Internet challenges have been going viral for a few years now. Some of them are entertaining, some of them are funny, and some for a good cause. However, there is a dark side to it because some of the challenges can be dangerous and even lethal.
In 2014 the Ice Bucket Challenge raised millions of dollars for ALS research. The chubby Bunny Challenge was very funny and gave us a good laugh, while the InMyFeelings dance challenge kept us entertained. On the other hand, the Benadryl challenge was about people taking a big dosage of meds in order to hallucinate, and the Coronavirus challenge encouraged people to lick surfaces in public. And then we have the Blackout challenge which leads to even death.

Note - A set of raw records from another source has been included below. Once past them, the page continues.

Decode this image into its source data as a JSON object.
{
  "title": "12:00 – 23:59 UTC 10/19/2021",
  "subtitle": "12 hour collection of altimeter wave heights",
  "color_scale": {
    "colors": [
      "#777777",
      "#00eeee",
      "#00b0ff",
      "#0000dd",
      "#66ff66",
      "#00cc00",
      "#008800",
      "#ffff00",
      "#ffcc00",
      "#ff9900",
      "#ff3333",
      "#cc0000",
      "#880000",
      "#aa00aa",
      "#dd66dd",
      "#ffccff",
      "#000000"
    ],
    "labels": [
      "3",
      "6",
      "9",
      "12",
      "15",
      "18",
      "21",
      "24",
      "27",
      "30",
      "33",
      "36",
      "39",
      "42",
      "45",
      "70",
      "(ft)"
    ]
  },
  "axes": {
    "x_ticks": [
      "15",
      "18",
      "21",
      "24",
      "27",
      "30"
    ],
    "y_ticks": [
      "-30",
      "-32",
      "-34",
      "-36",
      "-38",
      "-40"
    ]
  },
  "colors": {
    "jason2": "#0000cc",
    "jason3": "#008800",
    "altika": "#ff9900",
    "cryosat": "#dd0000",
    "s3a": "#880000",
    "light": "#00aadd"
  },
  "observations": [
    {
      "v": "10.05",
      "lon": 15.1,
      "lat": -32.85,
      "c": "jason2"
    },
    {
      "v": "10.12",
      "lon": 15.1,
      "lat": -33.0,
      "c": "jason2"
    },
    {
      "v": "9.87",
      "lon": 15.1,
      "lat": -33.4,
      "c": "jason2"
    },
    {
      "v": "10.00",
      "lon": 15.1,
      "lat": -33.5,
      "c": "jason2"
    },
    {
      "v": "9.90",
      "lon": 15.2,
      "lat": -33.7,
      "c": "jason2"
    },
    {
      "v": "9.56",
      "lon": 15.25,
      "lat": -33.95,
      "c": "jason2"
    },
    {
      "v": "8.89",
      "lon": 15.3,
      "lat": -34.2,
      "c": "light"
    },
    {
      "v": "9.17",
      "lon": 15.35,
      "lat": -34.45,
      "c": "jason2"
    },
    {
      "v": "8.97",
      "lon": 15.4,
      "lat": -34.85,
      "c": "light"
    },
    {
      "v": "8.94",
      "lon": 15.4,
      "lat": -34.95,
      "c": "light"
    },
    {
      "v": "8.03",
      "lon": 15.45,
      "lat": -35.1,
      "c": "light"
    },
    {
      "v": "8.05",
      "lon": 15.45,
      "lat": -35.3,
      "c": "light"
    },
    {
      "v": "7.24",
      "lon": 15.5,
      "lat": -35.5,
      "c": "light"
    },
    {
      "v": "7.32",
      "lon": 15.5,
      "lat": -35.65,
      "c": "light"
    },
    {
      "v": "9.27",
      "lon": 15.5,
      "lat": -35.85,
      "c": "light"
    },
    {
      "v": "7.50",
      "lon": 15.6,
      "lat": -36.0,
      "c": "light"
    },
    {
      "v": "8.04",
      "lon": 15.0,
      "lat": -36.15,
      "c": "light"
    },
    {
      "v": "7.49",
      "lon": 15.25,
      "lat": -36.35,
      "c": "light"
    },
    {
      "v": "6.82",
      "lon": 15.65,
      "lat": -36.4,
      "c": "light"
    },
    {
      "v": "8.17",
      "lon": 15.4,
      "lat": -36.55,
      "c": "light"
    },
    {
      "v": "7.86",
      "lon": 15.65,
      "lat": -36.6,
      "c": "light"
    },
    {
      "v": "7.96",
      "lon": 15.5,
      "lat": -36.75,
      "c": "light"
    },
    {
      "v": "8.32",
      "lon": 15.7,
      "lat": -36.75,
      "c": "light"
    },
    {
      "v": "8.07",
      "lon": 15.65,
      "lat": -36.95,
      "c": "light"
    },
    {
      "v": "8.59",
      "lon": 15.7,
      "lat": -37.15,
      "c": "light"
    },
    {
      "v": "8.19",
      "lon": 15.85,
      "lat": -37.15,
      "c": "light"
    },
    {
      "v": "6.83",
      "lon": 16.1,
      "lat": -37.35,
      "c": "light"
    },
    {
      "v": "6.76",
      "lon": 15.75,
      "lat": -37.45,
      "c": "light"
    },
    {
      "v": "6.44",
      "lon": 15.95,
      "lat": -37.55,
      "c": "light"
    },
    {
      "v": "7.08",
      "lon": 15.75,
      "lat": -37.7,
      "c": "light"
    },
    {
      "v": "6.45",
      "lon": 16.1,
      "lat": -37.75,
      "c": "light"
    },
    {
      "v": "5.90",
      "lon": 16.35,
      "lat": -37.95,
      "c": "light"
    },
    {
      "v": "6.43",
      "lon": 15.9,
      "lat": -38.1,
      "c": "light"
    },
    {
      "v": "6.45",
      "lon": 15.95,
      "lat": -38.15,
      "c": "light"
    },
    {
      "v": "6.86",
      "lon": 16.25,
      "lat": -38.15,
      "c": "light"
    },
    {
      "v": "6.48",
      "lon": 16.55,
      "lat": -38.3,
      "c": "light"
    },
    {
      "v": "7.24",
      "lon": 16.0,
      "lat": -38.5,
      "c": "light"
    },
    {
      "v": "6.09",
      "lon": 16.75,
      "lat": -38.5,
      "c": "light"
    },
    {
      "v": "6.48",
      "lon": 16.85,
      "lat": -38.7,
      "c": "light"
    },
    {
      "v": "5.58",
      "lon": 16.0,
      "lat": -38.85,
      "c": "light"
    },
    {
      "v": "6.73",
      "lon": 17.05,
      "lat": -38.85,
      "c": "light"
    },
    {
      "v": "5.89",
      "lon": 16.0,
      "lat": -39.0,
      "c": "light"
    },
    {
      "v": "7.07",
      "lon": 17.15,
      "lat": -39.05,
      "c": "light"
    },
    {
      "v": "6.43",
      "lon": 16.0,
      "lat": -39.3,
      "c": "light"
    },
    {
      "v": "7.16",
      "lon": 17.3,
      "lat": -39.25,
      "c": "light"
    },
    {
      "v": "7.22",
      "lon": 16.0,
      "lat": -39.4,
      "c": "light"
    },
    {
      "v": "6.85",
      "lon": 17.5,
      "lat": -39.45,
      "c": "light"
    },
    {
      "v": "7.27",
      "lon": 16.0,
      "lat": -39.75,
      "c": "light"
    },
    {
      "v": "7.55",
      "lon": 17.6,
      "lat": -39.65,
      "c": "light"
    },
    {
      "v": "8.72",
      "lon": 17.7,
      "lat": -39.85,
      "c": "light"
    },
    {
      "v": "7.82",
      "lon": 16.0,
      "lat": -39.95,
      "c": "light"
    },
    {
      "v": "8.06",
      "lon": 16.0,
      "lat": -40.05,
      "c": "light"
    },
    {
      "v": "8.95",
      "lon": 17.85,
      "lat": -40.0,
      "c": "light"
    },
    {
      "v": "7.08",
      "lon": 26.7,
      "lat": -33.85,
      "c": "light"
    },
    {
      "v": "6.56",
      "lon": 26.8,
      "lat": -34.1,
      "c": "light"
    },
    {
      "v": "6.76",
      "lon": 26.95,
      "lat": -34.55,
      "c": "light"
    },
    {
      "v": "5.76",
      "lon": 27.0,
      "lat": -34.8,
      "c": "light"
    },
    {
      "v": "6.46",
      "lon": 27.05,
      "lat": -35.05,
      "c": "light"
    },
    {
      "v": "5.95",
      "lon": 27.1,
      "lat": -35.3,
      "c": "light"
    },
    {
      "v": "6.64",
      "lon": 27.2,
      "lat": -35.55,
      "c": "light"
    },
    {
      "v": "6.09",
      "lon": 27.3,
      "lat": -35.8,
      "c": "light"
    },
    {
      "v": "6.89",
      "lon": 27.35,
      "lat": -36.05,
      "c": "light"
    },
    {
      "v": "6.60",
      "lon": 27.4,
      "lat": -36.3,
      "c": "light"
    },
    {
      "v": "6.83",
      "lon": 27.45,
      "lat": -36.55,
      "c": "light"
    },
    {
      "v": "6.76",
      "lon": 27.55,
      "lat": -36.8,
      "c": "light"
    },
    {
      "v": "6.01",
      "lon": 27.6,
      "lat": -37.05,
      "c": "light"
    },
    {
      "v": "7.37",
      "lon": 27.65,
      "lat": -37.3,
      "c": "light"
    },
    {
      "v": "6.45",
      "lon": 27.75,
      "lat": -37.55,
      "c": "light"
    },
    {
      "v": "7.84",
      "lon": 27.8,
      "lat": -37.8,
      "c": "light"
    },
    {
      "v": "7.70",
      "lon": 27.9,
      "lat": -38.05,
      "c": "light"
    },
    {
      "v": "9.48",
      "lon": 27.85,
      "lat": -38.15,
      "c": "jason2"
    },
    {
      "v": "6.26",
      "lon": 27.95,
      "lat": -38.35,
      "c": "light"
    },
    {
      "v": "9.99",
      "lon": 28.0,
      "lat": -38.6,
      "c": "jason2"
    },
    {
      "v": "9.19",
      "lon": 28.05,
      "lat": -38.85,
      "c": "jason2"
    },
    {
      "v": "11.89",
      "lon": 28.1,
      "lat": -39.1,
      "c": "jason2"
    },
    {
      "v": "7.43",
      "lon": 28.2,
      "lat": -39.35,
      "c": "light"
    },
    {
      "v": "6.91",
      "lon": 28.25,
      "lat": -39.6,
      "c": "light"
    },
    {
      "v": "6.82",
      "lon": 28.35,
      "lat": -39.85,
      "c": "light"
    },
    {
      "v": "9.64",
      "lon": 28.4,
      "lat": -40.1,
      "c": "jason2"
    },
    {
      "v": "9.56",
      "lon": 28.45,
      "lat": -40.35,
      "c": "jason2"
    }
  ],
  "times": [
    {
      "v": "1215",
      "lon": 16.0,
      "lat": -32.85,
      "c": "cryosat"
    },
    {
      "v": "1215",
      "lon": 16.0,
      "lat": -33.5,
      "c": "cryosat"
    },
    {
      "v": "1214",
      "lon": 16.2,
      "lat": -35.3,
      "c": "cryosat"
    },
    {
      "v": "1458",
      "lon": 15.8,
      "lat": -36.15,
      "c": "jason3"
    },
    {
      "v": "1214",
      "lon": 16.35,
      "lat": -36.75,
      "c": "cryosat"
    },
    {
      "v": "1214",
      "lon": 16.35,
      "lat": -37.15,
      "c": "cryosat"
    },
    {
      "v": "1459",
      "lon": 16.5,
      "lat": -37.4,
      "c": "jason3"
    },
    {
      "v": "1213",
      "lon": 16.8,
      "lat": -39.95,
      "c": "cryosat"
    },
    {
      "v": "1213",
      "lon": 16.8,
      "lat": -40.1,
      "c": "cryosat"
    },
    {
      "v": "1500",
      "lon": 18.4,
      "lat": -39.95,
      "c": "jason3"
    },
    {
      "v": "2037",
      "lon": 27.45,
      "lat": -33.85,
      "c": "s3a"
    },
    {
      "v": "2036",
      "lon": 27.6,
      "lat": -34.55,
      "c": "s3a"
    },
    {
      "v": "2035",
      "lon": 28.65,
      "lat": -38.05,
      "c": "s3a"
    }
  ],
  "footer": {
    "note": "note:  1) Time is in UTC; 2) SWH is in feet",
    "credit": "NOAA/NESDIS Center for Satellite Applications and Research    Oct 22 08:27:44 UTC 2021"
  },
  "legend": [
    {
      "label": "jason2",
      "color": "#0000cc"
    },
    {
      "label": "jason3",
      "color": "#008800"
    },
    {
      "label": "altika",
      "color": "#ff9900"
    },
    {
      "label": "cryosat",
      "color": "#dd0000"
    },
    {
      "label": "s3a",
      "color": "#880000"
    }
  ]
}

As a matter of fact, a 12-year-old boy in Colorado died this month after taking part in a challenge in TikTok, in which people choke themselves until they become unconscious. The name of the boy is Joshua Haileyesus and he was described as “intelligent, funny, caring and gifted” on the GoFundMe page that was set up for his family. The same challenge killed a 10-year-old girl in Italy this year.
As it has been reported, social media challenges are especially attractive to younger audiences, since they are the ones looking for peers to mimic in order to feel cooler, funnier, and even accepted by their cycles. Also, they haven’t developed their risk sensors just yet, compared to adults, therefore they do not realize the dangers hidden behind a challenge that is portrayed to be for fun.
As Mitchell Prinstein, chief science officer at the American Psychological Association and author of “Popular: Finding Happiness and Success in a World That Cares Too Much About the Wrong Kinds of Relationships” says “Kids are biologically built to become much more susceptible to peers in adolescence, and social media has magnified those peer influence processes to be much, much more dangerous than they were before.”
A study has shown that it is more likely for kids to want to mimic peers in accounts that gather the most likes, instead of the ones with few likes, even though the latter might be better for them. They might even engage in smoking and drinking just because people that they admire do so.
So, the conversation shifts to parents. Being open to constant conversation with their children can be used to avoid dangerous and harmful situations. Also, we should always bear in mind that children, having grown up surrounded by technology and social media, might appear to have more knowledge than adults in such matters. So all we need to do is to create a safe environment of trust, in which children can confide what they find online; troubling or not.